So after 8 months of giving up my belief in Christianity and coming to a whole slew of different conclusions, I feel like I am at a standstill with what to believe. I don't know what to even tell someone that I am at this point. I claimed Deist first, and then agnostic, then finally agnostic atheist. However, after 5 months or so of claiming to be an atheist, I'm a bit tired, and almost disillusioned. So... where do I go from here? I still don't believe in god, the bible or religion. At least the gods of man-made religions. I don't believe in heaven, or hell but I believe in the possibility of an afterlife in some capacity, that the soul may be a real thing. I'm sure this may contradict my god belief. I'm not saying I believe in an afterlife one way or another, I'm just simply saying I don't know.
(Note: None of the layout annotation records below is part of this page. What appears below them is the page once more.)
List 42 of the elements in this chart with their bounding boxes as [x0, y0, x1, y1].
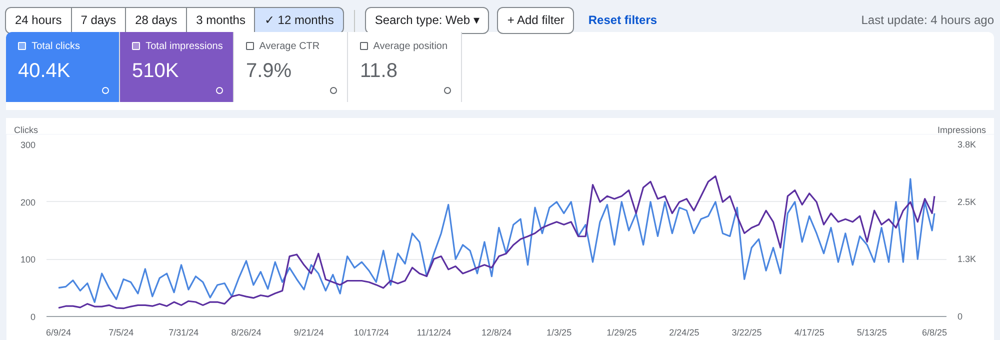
y2-axis-title: Impressions: [937, 124, 986, 137]
x-tick-label: 1/3/25: [546, 328, 572, 338]
text: 7.9%: [245, 59, 293, 84]
y-tick-label: 200: [20, 197, 36, 208]
text: + Add filter: [497, 7, 574, 34]
text: 24 hours: [5, 7, 72, 34]
x-tick-label: 8/26/24: [231, 328, 262, 338]
text: 7 days: [70, 7, 126, 34]
x-tick-label: 3/22/25: [732, 328, 762, 338]
x-tick-label: 6/8/25: [922, 328, 947, 338]
y2-tick-label: 0: [958, 312, 963, 322]
text: ✓ 12 months: [254, 7, 344, 34]
text: Total clicks: [30, 40, 81, 54]
text: Search type: Web ▾: [364, 7, 490, 34]
x-tick-label: 4/17/25: [794, 328, 824, 338]
x-tick-label: 5/13/25: [856, 328, 887, 338]
y-tick-label: 100: [20, 254, 36, 265]
x-tick-label: 1/29/25: [606, 328, 637, 338]
text: 3 months: [186, 7, 256, 34]
text: 11.8: [359, 59, 398, 84]
text: Last update: 4 hours ago: [861, 12, 994, 29]
x-tick-label: 7/5/24: [108, 328, 134, 338]
x-tick-label: 11/12/24: [416, 328, 452, 338]
x-tick-label: 7/31/24: [168, 328, 199, 338]
x-tick-label: 9/21/24: [294, 328, 324, 338]
text: Reset filters: [588, 13, 658, 27]
text: Average position: [372, 40, 449, 54]
y-tick-label: 0: [30, 312, 36, 322]
y2-tick-label: 3.8K: [958, 140, 976, 150]
x-tick-label: 12/8/24: [481, 328, 512, 338]
y-tick-label: 300: [20, 140, 36, 150]
x-tick-label: 10/17/24: [354, 328, 389, 338]
text: Average CTR: [258, 40, 321, 54]
y2-tick-label: 2.5K: [958, 196, 976, 207]
x-tick-label: 6/9/24: [46, 328, 72, 338]
y-axis-title: Clicks: [14, 125, 38, 135]
text: 40.4K: [17, 59, 72, 84]
text: 28 days: [125, 7, 188, 34]
x-tick-label: 2/24/25: [669, 328, 700, 338]
text: 510K: [131, 59, 180, 84]
text: Total impressions: [144, 40, 224, 54]
y2-tick-label: 1.3K: [958, 254, 976, 264]
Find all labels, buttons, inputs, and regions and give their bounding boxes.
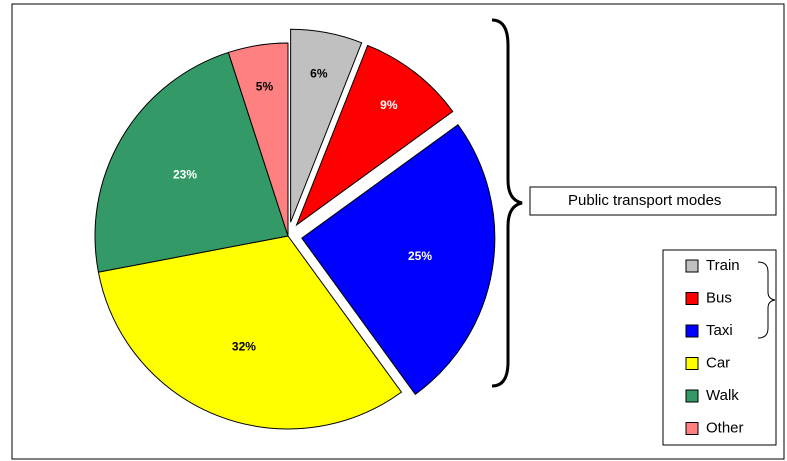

To whether there is any kind of greater power to the universe, an all powerful creator, or anything of that sort, I would say I am completely agnostic to. I don't really like the atheist title, even if I am one. I had a conversation with someone actually recently who told me the same thing. I actually felt the most at peace when I considered myself "Agnostic," as I treated the situation of religion and existence of god that I don't have knowledge that they exist, so by that notion, I didn't sway one way or another whether I believed or not, and went about my life treating it as they didn't exist, assuming that no divine spectacle was going to happen to persuade me otherwise.
I'm also a believer in Humanism, so I associate with that quite a bit. I think at this point, I may just be under the "none," category without a title. I'm kind of tired of putting myself in a box, as I feel no matter what I do, it makes me doubt and makes me more dogmatic. I'm also very interested in the different concepts of Pantheism/Pandeism, etc. Any thoughts?